Farah claims, “some people actually believe what they read at Wikipedia,” causing real-world consequences. “Relationships have been hurt. Revenues have been lost,” he states. He adds that dozen of others have experienced a similar “pattern of abuse.” His WorldNetDaily legal defense fund is currently pursuing action against Wikipedia.
Farah not only lambastes liberals and Democrats. His book *Taking Back America *was published in 2003, during the Bush administration. In it, he said Americans faced an unresponsive “one-party” political system, an establishment propaganda machine posing as a free press, and cultural institutions—educational, entertainment, and others—which affirm materialism and an all-powerful secular state.

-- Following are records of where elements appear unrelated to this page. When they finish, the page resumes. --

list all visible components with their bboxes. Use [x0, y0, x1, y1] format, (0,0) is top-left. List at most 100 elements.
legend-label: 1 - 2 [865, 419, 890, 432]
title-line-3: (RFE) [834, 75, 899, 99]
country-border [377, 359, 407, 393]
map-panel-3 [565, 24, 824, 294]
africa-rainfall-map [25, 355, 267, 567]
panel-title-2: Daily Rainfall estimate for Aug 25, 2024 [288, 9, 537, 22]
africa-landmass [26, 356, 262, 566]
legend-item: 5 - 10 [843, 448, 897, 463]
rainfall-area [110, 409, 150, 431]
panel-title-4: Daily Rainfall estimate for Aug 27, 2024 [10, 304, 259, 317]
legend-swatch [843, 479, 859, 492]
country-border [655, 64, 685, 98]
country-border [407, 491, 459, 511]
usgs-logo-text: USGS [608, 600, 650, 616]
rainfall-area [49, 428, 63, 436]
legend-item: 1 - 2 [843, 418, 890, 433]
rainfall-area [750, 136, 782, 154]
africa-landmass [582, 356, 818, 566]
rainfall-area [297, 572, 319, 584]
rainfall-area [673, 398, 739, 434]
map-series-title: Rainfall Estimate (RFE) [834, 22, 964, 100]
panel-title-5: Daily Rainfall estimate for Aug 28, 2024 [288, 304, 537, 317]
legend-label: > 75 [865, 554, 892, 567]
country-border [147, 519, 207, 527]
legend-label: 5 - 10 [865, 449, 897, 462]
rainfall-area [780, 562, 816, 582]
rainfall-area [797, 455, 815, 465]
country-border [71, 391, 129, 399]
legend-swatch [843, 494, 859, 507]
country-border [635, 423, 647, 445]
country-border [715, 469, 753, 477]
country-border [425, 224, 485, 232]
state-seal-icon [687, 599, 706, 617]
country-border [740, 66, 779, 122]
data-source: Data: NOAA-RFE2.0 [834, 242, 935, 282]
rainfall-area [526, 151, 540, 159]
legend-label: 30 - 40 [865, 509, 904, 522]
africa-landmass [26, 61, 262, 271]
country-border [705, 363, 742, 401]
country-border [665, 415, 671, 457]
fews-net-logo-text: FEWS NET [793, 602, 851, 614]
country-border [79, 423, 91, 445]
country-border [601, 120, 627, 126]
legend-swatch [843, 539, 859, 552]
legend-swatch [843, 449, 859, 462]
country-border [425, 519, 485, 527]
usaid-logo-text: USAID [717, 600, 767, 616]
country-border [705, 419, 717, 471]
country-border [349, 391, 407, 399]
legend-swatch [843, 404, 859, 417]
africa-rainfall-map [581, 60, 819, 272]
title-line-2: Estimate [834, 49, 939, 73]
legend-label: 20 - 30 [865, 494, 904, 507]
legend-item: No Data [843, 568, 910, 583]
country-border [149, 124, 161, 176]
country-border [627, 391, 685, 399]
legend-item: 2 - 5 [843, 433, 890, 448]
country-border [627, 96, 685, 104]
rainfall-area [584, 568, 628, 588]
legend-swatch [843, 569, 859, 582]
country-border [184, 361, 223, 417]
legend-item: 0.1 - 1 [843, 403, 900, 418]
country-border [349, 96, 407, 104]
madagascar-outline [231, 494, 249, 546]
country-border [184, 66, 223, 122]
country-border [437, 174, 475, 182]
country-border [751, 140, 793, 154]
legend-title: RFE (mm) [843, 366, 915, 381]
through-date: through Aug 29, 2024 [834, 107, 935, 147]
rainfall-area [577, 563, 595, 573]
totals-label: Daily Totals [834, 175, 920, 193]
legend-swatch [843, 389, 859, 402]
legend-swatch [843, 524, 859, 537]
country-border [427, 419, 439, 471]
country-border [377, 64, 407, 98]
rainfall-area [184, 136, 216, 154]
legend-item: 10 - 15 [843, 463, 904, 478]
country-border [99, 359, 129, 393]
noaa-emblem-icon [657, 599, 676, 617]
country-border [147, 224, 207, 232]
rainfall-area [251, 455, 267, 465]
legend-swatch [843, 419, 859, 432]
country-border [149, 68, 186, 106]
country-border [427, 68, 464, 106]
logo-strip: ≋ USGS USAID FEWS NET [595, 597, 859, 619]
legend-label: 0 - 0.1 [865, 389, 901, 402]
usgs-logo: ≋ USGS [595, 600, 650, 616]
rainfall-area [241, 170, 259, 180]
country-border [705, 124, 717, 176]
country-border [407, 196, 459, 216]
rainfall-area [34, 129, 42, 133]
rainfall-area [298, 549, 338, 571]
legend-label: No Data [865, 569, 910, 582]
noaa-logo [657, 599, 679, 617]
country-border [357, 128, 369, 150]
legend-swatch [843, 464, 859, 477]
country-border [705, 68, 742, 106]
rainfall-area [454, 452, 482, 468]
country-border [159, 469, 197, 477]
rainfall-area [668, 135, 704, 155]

In 2008, Farah wrote a book titled None of the Above in which he recommended a protest vote rather than endorsing either McCain or Obama. He considered both to be hopelessly compromised products of a broken political system. His solution? He urges Americans to revolt, reject business as usual, and reclaim the rights guaranteed in the Constitution. He proposes abolishing the income tax, withdrawing from international institutions, repealing gun laws, and ending federal funding for housing, education, and the arts.
Last week, Farah was announced as a speaker at the first National Tea Party Convention, to be held February 4-6 in Nashville, at which Sarah Palin is slated to give the keynote speech. Perhaps those who attend Farah’s talk at *The Stanford Review *reunion on January 30 will get a preview of his Tea Party Convention speech. Whatever Farah chooses to speak about at Stanford, chances are he will be anything but boring.